The year 1992 began with an upsurge of IRA and loyalist violence in Northern Ireland.
On January 17th, seven Protestant building workers were killed by a massive IRA bomb at Teebane in Co Tyrone. On the same night the Secretary of State, Peter Brooke, who was attempting to kick-start a new round of political talks, sealed his fate by singing, My Darling Clementine on RTÉ's Late Late Show. He was replaced by Sir Patrick Mayhew.
In February, three people were shot dead in a Sinn Féin office on the Falls Road by an off-duty RUC man while five Catholics were murdered by Loyalist gunmen in Sean Graham’s bookmaker’s shop on the Ormeau Road.
A few days later the SAS shot dead four IRA members who had opened fire on Coalisland RUC station.

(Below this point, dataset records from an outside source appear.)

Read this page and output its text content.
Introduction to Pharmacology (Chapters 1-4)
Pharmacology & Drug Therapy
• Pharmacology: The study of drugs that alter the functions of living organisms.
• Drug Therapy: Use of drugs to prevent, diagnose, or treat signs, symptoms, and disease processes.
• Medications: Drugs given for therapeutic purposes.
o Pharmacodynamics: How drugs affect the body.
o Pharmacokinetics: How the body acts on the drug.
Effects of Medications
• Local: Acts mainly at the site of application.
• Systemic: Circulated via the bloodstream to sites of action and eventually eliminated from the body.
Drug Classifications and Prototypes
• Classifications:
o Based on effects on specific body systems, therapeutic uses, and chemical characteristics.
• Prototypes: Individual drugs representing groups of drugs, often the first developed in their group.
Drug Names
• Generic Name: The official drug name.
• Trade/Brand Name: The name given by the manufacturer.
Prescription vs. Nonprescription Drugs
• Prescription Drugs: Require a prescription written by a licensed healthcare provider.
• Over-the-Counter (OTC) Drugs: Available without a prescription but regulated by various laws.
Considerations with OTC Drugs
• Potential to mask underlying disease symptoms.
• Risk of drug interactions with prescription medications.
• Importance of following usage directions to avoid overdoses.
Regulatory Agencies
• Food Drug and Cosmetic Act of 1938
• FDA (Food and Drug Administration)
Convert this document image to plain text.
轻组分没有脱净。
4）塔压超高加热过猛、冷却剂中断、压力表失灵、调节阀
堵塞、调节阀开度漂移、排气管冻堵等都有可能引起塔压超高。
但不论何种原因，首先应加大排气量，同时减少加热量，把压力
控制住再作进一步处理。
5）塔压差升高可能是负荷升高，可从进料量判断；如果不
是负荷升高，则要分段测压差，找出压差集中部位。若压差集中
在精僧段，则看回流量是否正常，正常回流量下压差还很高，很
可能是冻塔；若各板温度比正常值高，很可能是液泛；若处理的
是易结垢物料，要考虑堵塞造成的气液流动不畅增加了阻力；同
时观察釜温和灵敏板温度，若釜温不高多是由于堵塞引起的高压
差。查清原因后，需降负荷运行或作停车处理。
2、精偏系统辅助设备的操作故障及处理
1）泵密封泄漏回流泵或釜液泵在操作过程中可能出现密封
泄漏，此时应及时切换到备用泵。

February saw the resignation of Charles Haughey as taoiseach as the result of a phone-tapping scandal and his replacement by Albert Reynolds.
The issue of collusion continued to dominate the news and the meetings of the Anglo-Irish conferences during 1992. In January, former UDA intelligence officer and British army agent Brian Nelson was convicted of conspiracy to murder.

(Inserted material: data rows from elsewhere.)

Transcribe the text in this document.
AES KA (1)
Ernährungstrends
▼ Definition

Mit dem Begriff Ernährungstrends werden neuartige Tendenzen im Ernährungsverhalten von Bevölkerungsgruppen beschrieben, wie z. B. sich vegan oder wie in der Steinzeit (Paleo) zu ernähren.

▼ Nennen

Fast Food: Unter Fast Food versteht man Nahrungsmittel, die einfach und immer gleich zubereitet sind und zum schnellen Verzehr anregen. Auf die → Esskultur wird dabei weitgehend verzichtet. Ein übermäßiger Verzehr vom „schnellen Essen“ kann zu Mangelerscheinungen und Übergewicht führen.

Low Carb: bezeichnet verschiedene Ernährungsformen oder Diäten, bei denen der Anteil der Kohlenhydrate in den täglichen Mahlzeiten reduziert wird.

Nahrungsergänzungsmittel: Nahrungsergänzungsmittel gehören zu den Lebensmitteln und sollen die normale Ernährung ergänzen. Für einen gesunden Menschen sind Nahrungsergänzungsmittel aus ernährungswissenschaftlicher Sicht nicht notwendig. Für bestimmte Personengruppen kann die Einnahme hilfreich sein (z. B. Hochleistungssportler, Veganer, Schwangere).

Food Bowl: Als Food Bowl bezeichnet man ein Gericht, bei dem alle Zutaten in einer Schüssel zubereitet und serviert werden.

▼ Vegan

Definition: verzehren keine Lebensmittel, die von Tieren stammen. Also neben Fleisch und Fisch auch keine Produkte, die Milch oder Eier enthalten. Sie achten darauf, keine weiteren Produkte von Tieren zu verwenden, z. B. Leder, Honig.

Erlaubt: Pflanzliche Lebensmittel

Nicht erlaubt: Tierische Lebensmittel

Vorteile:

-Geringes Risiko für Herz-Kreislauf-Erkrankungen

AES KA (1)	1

In March two UDR soldiers were convicted of aiding and abetting the UFF murder of South Down man, Loughlin Maginn in 1989. His murder had led to the establishment of the Stevens Inquiry into allegations of collusion.

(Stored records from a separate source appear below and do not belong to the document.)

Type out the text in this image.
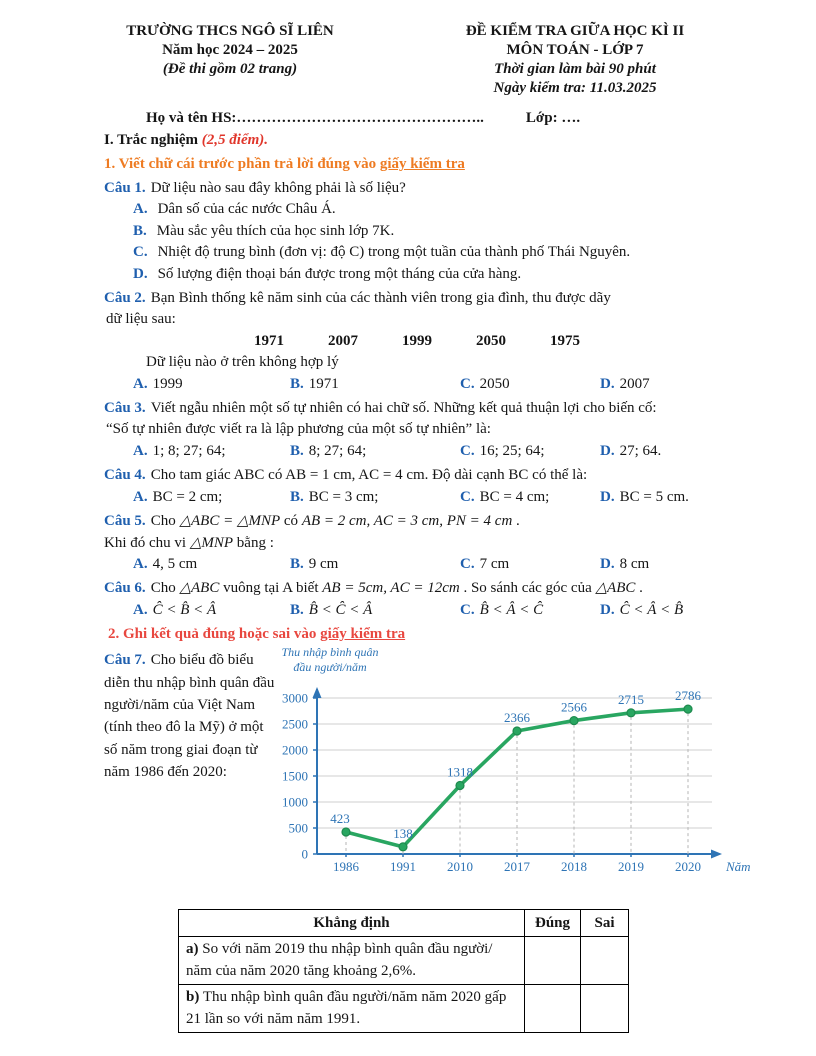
TRƯỜNG THCS NGÔ SĨ LIÊN
Năm học 2024 – 2025
(Đề thi gồm 02 trang)
ĐỀ KIỂM TRA GIỮA HỌC KÌ II
MÔN TOÁN - LỚP 7
Thời gian làm bài 90 phút
Ngày kiểm tra: 11.03.2025
Họ và tên HS:…………………………………………..	Lớp: ….
I. Trắc nghiệm (2,5 điểm).
1. Viết chữ cái trước phần trả lời đúng vào giấy kiểm tra
Câu 1. Dữ liệu nào sau đây không phải là số liệu?
A. Dân số của các nước Châu Á.
B. Màu sắc yêu thích của học sinh lớp 7K.
C. Nhiệt độ trung bình (đơn vị: độ C) trong một tuần của thành phố Thái Nguyên.
D. Số lượng điện thoại bán được trong một tháng của cửa hàng.
Câu 2. Bạn Bình thống kê năm sinh của các thành viên trong gia đình, thu được dãy
dữ liệu sau:
1971	2007	1999	2050	1975
Dữ liệu nào ở trên không hợp lý
A. 1999	B. 1971	C. 2050	D. 2007
Câu 3. Viết ngẫu nhiên một số tự nhiên có hai chữ số. Những kết quả thuận lợi cho biến cố:
“Số tự nhiên được viết ra là lập phương của một số tự nhiên” là:
A. 1; 8; 27; 64;	B. 8; 27; 64;	C. 16; 25; 64;	D. 27; 64.
Câu 4. Cho tam giác ABC có AB = 1 cm, AC = 4 cm. Độ dài cạnh BC có thể là:
A. BC = 2 cm;	B. BC = 3 cm;	C. BC = 4 cm;	D. BC = 5 cm.
Câu 5. Cho △ABC = △MNP có AB = 2 cm, AC = 3 cm, PN = 4 cm .
Khi đó chu vi △MNP bằng :
A. 4, 5 cm	B. 9 cm	C. 7 cm	D. 8 cm
Câu 6. Cho △ABC vuông tại A biết AB = 5cm, AC = 12cm . So sánh các góc của △ABC .
A. Ĉ < B̂ < Â	B. B̂ < Ĉ < Â	C. B̂ < Â < Ĉ	D. Ĉ < Â < B̂
2. Ghi kết quả đúng hoặc sai vào giấy kiểm tra
Câu 7. Cho biểu đồ biểu diễn thu nhập bình quân đầu người/năm của Việt Nam (tính theo đô la Mỹ) ở một số năm trong giai đoạn từ năm 1986 đến 2020:
Thu nhập bình quân
đầu người/năm
0
500
1000
1500
2000
2500
3000
1986 1991 2010 2017 2018 2019 2020
423
138
1318
2366
2566
2715 2786
Năm
Khẳng định	Đúng	Sai
a) So với năm 2019 thu nhập bình quân đầu người/ năm của năm 2020 tăng khoảng 2,6%.		
b) Thu nhập bình quân đầu người/năm năm 2020 gấp 21 lần so với năm năm 1991.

In April, a Westminster general election returned a Conservative government under John Major. The UUP, with 35.5 per cent of the vote, and the SDLP (23.5 per cent) emerged as the strongest parties with the DUP on 13 per cent and Sinn Féin on 10 per cent. In a dramatic contest, Dr Joe Hendron defeated Gerry Adams in West Belfast.
In September, the UUP leader, James Molyneaux led his party into historic talks in Dublin.
The year ended with a controversial speech in Coleraine by Mayhew in which he said that Sinn Féin could be included in future talks if the IRA ended its campaign.
The Troubles death toll for 1992 was 85 killed.